System Design Interview Questions

Question: How would you design a URL shortener like bit.ly?

Key concepts:

API: create_short_url(long_url), get_long_url(short_url)
Database: Relational (mapping ID to URL) or NoSQL (Key-Value store like Redis/DynamoDB).
Encoding: Base62 encoding of a unique ID.
Scalability: Load balancers, caching frequently accessed URLs.

Question: How would you implement a rate limiter for an API?

Strategies:

Token Bucket Algorithm: Allow a burst of traffic but limit average rate.
Leaky Bucket: Process requests at a constant rate.
Implementation: Redis is commonly used to store counters with expiration times.

Question: Compare Write-Through, Write-Back, and Cache-Aside strategies.

Cache-Aside (Lazy Loading): App checks cache. If miss, reads DB, updates cache, returns data. Best for read-heavy workloads.
Write-Through: App writes to cache and DB synchronously. Ensures consistency but higher write latency.
Write-Back (Write-Behind): App writes to cache only. Cache writes to DB asynchronously. Fastest writes, but risk of data loss if cache fails.

Question: What is Sharding and when should you use it?
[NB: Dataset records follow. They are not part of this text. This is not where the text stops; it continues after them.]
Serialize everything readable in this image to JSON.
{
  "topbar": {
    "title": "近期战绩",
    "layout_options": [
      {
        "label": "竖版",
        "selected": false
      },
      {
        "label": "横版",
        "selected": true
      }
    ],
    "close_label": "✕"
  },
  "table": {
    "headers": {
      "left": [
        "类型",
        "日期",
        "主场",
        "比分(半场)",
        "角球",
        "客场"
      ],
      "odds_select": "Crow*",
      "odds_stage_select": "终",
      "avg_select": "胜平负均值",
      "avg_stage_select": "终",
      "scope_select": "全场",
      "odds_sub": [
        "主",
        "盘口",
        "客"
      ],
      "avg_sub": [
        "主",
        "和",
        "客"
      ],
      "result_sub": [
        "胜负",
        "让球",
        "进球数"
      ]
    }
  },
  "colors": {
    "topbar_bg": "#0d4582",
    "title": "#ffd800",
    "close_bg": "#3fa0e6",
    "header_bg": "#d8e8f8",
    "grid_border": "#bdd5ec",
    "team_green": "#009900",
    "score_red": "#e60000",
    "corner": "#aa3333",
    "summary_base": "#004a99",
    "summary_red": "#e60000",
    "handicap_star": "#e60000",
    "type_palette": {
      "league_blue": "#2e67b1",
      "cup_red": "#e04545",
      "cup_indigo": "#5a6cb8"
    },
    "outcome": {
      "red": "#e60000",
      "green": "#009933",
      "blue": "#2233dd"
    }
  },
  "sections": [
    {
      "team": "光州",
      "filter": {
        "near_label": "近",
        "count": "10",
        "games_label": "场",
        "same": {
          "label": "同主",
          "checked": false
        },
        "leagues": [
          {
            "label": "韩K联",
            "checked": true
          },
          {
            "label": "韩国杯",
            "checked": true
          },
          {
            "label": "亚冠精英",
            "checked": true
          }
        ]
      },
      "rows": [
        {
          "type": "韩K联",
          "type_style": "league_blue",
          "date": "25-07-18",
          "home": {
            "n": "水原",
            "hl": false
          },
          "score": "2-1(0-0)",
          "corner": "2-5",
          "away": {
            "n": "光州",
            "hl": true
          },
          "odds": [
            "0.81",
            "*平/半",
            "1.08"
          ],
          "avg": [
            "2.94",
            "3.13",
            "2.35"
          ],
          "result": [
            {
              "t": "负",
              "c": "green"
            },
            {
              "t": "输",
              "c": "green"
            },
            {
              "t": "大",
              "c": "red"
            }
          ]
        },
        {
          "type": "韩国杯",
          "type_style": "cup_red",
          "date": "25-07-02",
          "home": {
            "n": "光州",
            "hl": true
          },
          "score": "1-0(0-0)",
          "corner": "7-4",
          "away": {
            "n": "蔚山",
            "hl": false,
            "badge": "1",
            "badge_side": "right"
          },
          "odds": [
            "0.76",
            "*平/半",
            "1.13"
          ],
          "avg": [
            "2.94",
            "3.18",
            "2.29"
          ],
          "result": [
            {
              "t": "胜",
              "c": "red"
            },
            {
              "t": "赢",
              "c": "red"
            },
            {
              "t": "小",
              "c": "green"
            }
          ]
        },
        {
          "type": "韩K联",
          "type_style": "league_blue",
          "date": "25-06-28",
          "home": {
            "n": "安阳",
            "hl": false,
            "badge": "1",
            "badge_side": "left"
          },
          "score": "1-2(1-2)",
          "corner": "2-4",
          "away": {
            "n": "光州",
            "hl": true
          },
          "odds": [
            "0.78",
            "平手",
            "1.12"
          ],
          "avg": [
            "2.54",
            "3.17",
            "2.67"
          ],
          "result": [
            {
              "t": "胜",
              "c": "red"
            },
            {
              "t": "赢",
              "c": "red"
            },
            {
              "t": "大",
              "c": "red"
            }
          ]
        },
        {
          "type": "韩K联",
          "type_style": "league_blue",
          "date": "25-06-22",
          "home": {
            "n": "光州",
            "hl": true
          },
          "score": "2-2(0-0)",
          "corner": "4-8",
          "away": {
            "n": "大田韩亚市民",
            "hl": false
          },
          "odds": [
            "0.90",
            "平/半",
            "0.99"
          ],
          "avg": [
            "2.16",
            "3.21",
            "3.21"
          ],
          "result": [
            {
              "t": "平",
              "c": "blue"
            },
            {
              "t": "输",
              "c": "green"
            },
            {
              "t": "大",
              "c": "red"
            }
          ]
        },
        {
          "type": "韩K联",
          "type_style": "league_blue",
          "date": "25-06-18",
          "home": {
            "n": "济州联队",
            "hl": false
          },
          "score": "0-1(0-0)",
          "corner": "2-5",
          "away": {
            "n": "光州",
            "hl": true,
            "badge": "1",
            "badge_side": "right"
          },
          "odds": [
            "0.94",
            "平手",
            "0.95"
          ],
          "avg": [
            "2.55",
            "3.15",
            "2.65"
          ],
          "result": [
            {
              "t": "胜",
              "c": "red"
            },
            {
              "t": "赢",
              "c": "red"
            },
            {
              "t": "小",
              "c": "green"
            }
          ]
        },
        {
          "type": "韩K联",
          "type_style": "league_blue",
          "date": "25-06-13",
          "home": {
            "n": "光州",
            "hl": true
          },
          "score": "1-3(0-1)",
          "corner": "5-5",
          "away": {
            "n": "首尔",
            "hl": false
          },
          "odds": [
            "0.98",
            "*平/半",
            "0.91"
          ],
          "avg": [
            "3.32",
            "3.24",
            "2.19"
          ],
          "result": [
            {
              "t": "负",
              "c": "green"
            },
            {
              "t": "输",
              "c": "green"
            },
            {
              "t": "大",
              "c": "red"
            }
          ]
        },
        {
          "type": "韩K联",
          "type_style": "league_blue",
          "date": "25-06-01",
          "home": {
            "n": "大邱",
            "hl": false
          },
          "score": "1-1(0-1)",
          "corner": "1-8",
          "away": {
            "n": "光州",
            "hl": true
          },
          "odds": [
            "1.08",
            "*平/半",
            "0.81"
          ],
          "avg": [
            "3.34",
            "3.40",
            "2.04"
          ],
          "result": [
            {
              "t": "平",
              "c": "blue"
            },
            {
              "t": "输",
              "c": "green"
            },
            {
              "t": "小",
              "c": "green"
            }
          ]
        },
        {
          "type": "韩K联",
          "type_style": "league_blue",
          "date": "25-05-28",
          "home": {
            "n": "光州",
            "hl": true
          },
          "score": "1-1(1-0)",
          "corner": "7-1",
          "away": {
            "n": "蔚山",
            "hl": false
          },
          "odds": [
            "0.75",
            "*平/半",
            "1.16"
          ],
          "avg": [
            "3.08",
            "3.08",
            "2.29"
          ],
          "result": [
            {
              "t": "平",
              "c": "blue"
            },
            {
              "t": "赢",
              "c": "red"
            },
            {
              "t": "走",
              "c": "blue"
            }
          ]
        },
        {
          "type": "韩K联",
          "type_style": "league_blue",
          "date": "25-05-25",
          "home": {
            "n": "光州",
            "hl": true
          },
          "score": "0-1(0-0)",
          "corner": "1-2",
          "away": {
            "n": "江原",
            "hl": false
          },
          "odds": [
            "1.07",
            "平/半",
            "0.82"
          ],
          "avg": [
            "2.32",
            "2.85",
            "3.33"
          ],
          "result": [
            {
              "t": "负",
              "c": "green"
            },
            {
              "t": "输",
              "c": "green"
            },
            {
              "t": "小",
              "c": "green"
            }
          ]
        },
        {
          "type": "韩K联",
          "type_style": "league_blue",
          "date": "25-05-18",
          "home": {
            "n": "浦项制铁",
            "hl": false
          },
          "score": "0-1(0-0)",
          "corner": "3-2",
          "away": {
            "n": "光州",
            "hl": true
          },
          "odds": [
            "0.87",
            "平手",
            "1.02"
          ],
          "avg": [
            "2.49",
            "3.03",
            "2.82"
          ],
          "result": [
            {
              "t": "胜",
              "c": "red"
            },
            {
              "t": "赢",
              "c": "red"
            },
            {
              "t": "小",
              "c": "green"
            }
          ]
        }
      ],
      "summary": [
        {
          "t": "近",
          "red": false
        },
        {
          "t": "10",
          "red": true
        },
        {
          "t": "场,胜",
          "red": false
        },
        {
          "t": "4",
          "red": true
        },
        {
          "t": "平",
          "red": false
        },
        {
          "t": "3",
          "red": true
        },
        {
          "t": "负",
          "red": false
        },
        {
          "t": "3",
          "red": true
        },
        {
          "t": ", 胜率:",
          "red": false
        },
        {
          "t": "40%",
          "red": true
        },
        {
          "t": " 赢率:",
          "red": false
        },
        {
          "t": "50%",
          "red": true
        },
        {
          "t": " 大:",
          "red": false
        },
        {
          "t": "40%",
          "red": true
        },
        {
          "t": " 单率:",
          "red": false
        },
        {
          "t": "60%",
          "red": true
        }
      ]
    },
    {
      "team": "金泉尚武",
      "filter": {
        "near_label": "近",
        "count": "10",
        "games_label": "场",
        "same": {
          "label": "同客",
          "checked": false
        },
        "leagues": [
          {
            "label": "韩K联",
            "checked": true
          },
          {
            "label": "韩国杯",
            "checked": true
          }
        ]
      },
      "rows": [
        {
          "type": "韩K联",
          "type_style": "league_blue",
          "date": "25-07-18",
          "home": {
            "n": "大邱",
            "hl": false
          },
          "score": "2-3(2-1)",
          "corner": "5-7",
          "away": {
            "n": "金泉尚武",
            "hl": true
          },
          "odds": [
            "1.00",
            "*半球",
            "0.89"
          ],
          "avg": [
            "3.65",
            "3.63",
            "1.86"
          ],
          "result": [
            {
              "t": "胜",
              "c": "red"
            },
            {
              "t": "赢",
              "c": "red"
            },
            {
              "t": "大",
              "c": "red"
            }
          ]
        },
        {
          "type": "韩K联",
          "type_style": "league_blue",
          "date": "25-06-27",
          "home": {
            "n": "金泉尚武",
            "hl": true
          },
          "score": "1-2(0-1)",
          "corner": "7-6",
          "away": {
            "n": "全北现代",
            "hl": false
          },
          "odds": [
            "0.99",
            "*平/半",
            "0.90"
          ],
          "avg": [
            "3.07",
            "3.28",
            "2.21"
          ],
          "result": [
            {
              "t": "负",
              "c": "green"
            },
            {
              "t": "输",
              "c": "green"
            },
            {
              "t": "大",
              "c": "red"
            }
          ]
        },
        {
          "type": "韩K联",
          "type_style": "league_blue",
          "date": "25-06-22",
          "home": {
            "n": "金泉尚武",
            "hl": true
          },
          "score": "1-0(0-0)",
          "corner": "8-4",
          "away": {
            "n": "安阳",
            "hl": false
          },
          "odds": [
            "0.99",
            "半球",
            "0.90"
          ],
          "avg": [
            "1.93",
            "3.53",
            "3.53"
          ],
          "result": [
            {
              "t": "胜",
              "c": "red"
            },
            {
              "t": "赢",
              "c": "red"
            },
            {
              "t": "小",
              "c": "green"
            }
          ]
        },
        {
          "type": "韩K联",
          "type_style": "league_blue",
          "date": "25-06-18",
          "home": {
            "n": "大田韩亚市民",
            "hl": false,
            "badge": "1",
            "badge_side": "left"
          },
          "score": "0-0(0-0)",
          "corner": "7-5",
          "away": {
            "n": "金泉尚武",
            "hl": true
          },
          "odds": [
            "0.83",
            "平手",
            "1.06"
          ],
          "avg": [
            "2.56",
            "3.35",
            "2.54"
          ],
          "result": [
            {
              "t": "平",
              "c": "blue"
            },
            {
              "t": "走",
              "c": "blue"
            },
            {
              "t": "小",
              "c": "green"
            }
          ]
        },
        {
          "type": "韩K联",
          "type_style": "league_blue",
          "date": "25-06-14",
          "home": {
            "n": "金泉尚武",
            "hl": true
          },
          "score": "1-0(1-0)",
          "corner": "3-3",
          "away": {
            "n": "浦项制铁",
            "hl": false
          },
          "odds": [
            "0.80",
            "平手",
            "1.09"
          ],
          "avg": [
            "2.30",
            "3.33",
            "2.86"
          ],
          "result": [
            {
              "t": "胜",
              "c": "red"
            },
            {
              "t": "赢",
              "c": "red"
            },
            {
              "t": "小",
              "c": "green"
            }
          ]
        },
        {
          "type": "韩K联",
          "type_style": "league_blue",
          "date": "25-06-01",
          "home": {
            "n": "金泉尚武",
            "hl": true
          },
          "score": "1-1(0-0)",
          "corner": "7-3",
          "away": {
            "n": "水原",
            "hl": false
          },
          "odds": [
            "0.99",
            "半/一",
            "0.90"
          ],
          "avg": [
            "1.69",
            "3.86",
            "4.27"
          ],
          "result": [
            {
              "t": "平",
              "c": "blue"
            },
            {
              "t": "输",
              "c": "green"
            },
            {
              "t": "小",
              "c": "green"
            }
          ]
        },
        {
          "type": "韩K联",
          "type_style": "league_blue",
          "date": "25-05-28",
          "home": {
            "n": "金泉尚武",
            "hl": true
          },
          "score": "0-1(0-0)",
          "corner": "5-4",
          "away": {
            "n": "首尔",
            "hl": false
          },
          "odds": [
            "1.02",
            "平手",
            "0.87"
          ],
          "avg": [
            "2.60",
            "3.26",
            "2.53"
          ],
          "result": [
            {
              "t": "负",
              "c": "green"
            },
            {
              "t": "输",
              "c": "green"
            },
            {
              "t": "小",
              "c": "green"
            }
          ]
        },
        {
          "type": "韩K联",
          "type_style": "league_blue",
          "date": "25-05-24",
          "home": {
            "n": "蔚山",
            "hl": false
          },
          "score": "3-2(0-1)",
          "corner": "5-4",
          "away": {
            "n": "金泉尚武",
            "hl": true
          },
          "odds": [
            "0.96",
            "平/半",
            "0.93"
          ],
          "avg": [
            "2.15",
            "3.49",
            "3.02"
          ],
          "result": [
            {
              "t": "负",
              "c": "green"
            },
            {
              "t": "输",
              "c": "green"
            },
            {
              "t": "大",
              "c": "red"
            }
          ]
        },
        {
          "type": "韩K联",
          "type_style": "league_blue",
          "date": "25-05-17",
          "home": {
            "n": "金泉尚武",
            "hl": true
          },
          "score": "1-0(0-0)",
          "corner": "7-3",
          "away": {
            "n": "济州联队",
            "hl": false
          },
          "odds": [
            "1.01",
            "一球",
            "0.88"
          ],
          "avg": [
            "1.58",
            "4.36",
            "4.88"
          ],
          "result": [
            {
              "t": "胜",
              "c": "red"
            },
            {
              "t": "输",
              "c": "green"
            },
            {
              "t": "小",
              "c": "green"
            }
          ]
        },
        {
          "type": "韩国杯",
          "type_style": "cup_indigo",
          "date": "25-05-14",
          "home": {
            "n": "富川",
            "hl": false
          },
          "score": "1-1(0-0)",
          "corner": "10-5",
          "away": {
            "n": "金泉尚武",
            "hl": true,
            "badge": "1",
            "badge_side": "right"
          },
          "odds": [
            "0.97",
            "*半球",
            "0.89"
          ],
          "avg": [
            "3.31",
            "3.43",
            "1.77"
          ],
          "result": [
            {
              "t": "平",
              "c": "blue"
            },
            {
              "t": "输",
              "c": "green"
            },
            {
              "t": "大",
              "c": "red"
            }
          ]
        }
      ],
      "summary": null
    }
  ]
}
Definition: Horizontal scaling method that splits a large database into smaller, faster, more easily managed parts called data shards.

When to use: When a single database server cannot handle the write volume or storage requirements.

Challenges: Complex queries (joins across shards), rebalancing data, and handling transactions.

Question: Why use a message queue in a system architecture?

Decoupling: Producers and consumers don't need to know about each other.

Asynchronous Processing: Offload heavy tasks (email sending, video processing) from the main request-response cycle.

Load Leveling: If traffic spikes, the queue absorbs the load, allowing workers to process tasks at their own pace without crashing the system.

Question: Explain the CAP Theorem.

In a distributed system, you can only guarantee two of the following three:

Consistency: Every read receives the most recent write or an error.
Availability: Every request receives a (non-error) response, without the guarantee that it contains the most recent write.
Partition Tolerance: The system continues to operate despite an arbitrary number of messages being dropped or delayed by the network between nodes.

Since network partitions are inevitable, you must choose between Consistency (CP) and Availability (AP).